Origins
The roots of the Tour de France trace to the Dreyfus Affair, a cause célèbre that divided France at the end of the 19th century over the innocence of Alfred Dreyfus, a soldier convicted—though later exonerated—of selling military secrets to the Germans. Opinions became heated and there were demonstrations by both sides. One was what the historian Eugen Weber called "an absurd political shindig" at the Auteuil horse-race course in Paris in 1899. Among those involved was Comte Jules-Albert de Dion, the owner of the De Dion-Bouton car works, who believed Dreyfus was guilty. De Dion served 15 days in jail and was fined 100 francs for his role at Auteuil, which included striking Émile Loubet, the president of France, on the head with a walking stick.
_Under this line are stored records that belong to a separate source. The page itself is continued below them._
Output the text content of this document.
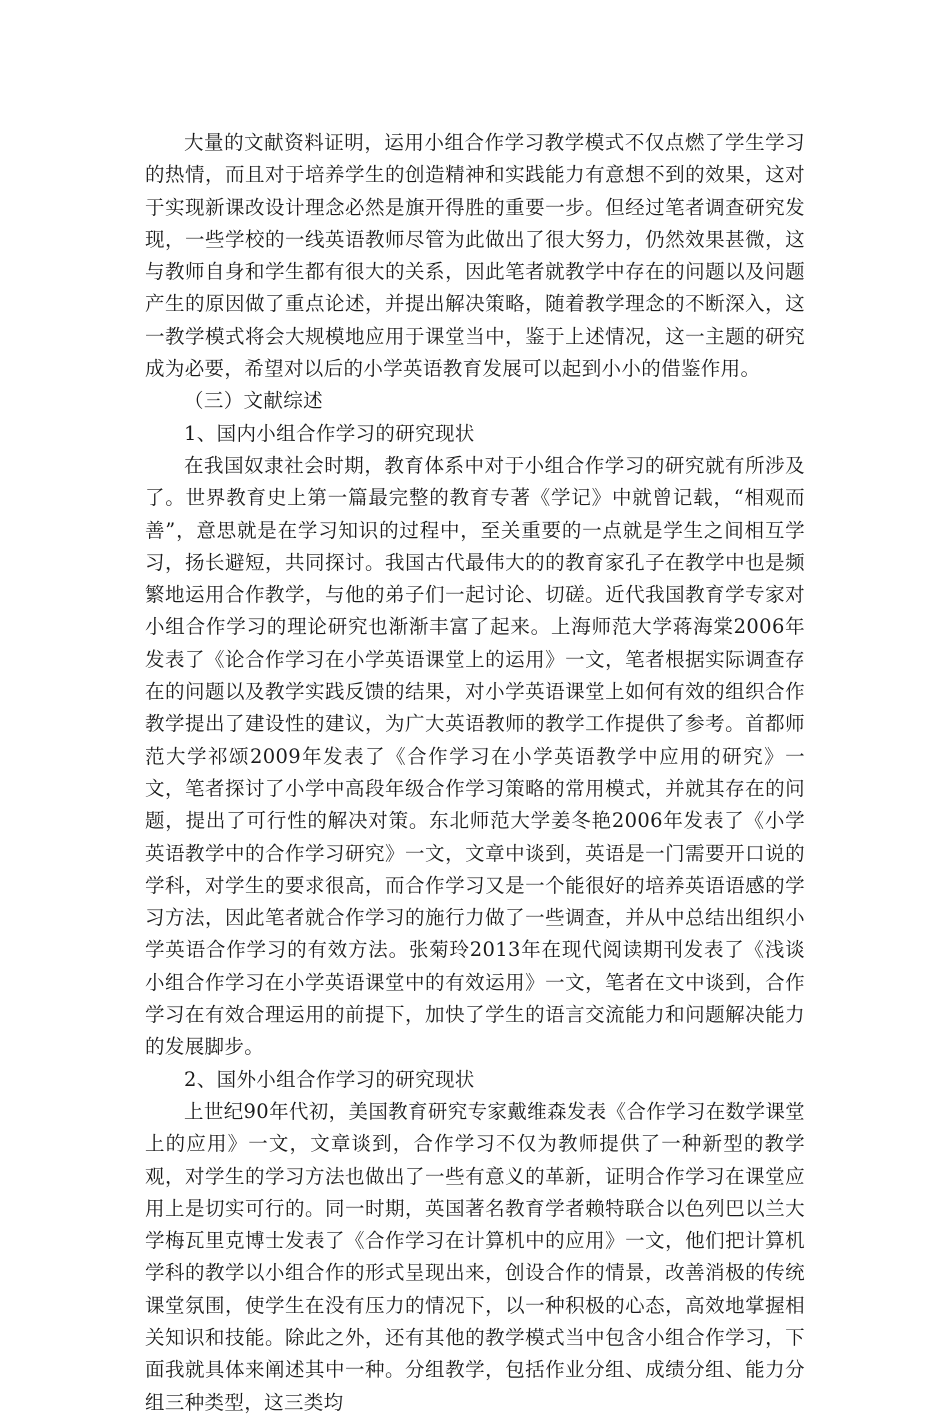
大量的文献资料证明，运用小组合作学习教学模式不仅点燃了学生学习的热情，而且对于培养学生的创造精神和实践能力有意想不到的效果，这对于实现新课改设计理念必然是旗开得胜的重要一步。但经过笔者调查研究发现，一些学校的一线英语教师尽管为此做出了很大努力，仍然效果甚微，这与教师自身和学生都有很大的关系，因此笔者就教学中存在的问题以及问题产生的原因做了重点论述，并提出解决策略，随着教学理念的不断深入，这一教学模式将会大规模地应用于课堂当中，鉴于上述情况，这一主题的研究成为必要，希望对以后的小学英语教育发展可以起到小小的借鉴作用。

（三）文献综述

1、国内小组合作学习的研究现状

在我国奴隶社会时期，教育体系中对于小组合作学习的研究就有所涉及了。世界教育史上第一篇最完整的教育专著《学记》中就曾记载，“相观而善”，意思就是在学习知识的过程中，至关重要的一点就是学生之间相互学习，扬长避短，共同探讨。我国古代最伟大的的教育家孔子在教学中也是频繁地运用合作教学，与他的弟子们一起讨论、切磋。近代我国教育学专家对小组合作学习的理论研究也渐渐丰富了起来。上海师范大学蒋海棠2006年发表了《论合作学习在小学英语课堂上的运用》一文，笔者根据实际调查存在的问题以及教学实践反馈的结果，对小学英语课堂上如何有效的组织合作教学提出了建设性的建议，为广大英语教师的教学工作提供了参考。首都师范大学祁颂2009年发表了《合作学习在小学英语教学中应用的研究》一文，笔者探讨了小学中高段年级合作学习策略的常用模式，并就其存在的问题，提出了可行性的解决对策。东北师范大学姜冬艳2006年发表了《小学英语教学中的合作学习研究》一文，文章中谈到，英语是一门需要开口说的学科，对学生的要求很高，而合作学习又是一个能很好的培养英语语感的学习方法，因此笔者就合作学习的施行力做了一些调查，并从中总结出组织小学英语合作学习的有效方法。张菊玲2013年在现代阅读期刊发表了《浅谈小组合作学习在小学英语课堂中的有效运用》一文，笔者在文中谈到，合作学习在有效合理运用的前提下，加快了学生的语言交流能力和问题解决能力的发展脚步。

2、国外小组合作学习的研究现状

上世纪90年代初，美国教育研究专家戴维森发表《合作学习在数学课堂上的应用》一文，文章谈到，合作学习不仅为教师提供了一种新型的教学观，对学生的学习方法也做出了一些有意义的革新，证明合作学习在课堂应用上是切实可行的。同一时期，英国著名教育学者赖特联合以色列巴以兰大学梅瓦里克博士发表了《合作学习在计算机中的应用》一文，他们把计算机学科的教学以小组合作的形式呈现出来，创设合作的情景，改善消极的传统课堂氛围，使学生在没有压力的情况下，以一种积极的心态，高效地掌握相关知识和技能。除此之外，还有其他的教学模式当中包含小组合作学习，下面我就具体来阐述其中一种。分组教学，包括作业分组、成绩分组、能力分组三种类型，这三类均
The incident at Auteuil, said Weber, was "...tailor-made for the sporting press." The first and the largest daily sports newspaper in France was Le Vélo, which sold 80,000 copies a day. Its editor, Pierre Giffard, thought Dreyfus innocent. He reported the arrest in a way that displeased de Dion, who was so angry that he joined other anti-Dreyfusards such as Adolphe Clément and Édouard Michelin and opened a rival daily sports paper, L'Auto.
The new newspaper appointed Henri Desgrange as editor. He was a prominent cyclist and owner with Victor Goddet of the velodrome at the Parc des Princes. De Dion knew him through his cycling reputation, through the books and cycling articles that he had written, and through press articles he had written for the Clément tyre company.